While I am, in some ways, trying to outrun my pain, I also see myself as running toward my future.
When the man I loved in 2009 broke my heart, I booked a flight to Paris. I had never been to Paris, nor had I ever traveled alone. But as heartache tends to do, I had been on the floor in the fetal position for weeks, devastated and broken. So as Audrey Hepburn says in Sabrina, "Paris is always a good idea."
I did an apartment swap and landed in Paris early January of 2010. Since then, a precedent has been set. When things get a little too intense to handle, I sublet my apartment and book a flight out of town.
My therapist doesn't think this is the best way to handle these bumps in the road of my life. "Sit with your feelings, Amanda," she tells me. "You need to allow yourself the chance to feel the pain in order to heal." As I explain to her, I do sit with my feelings; I just do it in another country.
I've been on the move a lot since 2010. Although my heartache from the man I knew in 2009 has long since subsided, I'm now dealing with the pain of my losing my husband... to a child... who emailed me poetry. But we all know how I initially responded to that.
But just as I did in 2009, I peeled myself from the floor, realized that sending sh*t to your husband is no cure for the broken heart, and left town.
First I went to St. Thomas, then New Orleans. I usually travel further, but these were places I wanted to see. After coming back to the city to find my center again, I headed to Costa Rica, and later this month I'll be heading to Thailand and Cambodia. After that I'll be in Europe for a few months.
While some call this running away, I see it differently. While I am, in some ways, trying to outrun my pain, I also see myself as running toward my future. I'm not wallowing on the floor of my apartment, with my head in the toilet bowl throwing up my broken insides, but in a café in Bangkok or a brewery in Belgium or on a beach in Spain.
I am, as my therapist tells me to do, sitting with my feelings but I'm doing so outside the space that's familiar to me, a space haunted with memories and the riff-raff of my past.
I've chosen to take myself out of the bed I once shared with my husband, away from the kitchen where we made dinner together so many times, and out of the city where each block is a reminder of all the ways we wandered home, back when we had a home together.
I don't see that as running away; I see that as a wise decision and one which I've realized works for me.
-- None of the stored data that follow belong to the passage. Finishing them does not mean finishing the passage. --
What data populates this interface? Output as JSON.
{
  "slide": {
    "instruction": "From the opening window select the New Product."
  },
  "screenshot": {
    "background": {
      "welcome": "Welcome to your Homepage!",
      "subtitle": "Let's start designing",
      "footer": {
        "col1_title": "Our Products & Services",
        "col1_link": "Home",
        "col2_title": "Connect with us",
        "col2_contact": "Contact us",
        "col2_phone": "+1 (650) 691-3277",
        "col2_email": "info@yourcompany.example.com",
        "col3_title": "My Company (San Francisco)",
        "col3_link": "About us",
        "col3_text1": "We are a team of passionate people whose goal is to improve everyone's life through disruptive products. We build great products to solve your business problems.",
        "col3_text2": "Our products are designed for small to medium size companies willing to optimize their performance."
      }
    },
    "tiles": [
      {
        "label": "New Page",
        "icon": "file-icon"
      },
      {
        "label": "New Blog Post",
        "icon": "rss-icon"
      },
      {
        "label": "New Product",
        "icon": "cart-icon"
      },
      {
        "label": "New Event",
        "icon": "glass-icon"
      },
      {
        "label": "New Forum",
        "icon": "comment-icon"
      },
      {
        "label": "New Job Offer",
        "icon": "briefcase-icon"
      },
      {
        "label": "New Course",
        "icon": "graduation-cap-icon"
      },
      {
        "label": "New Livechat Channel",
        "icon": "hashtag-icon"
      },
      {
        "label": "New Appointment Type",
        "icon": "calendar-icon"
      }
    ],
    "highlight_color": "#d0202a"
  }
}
In other words, I'm finding the bits of me that were lost in the collision.
With every relationship, a piece of you is lost. I believe this through and through. We may not have intended to lose ourselves but when we compromise, as all relationships require, we sacrifice a bit of ourselves. We offer a piece to our partner and boldly say, "Here. I'm giving you this part of me and, in turn, I'd like that part of you." It's a deal you make when you fall in love, and a deal you don't mind making because you're in love.
But when the love has died, you find yourself trying to get those pieces back. You know that your former partner no longer has them but that doesn't mean they just magically come back to their rightful owner. So you find yourself on your knees, looking under the bed, in between the couch cushions or digging out the drain of your shower trying to find them.
When you realize they're not there, you need to search further. You're forced to wonder where pieces of you would go, if they could go anywhere in the world. And you end up realizing that they're probably hiding out in places the rest of you has always wanted to be.
Then you're suddenly on this goose chase, a game of sorts, running around trying to find the aspects of yourself that your former partner no longer wants, so you can configure them into the puzzle that is you.
Before you know it, you're sitting on the steps of Sacré-Cœur, looking out on the streets of Montmartre just below and you feel a twinge. It's very subtle, far from remarkable, and not exactly note-worthy enough for a parade but you realize that it's a piece of you climbing back inside.
It made its way through the crash, climbed up all those steps, dug through your skin, pushed past your bones, and reclaimed its rightful spot. And you come to understand that this is how it's done; this is how people recover from a broken heart.
As I pack up my belongings once again, I think back to that moment in Montmartre six years ago. I remember so clearly how it felt and what it meant. While I don't know if I'll find a piece of myself in Bangkok, saddling up next to me at a bar, or amongst the ruins of Angkor Wat, or even on the steps of Sacré-Cœur again, I know that I'm out there.
It's just going to take time, and eventually I'll feel that twinge and know that I'm on the road to being me again. The whole me, but with a few more scars that I'll wear proudly. No one walks away from a crash unscathed, and when you think about it, you probably wouldn't want it any other way.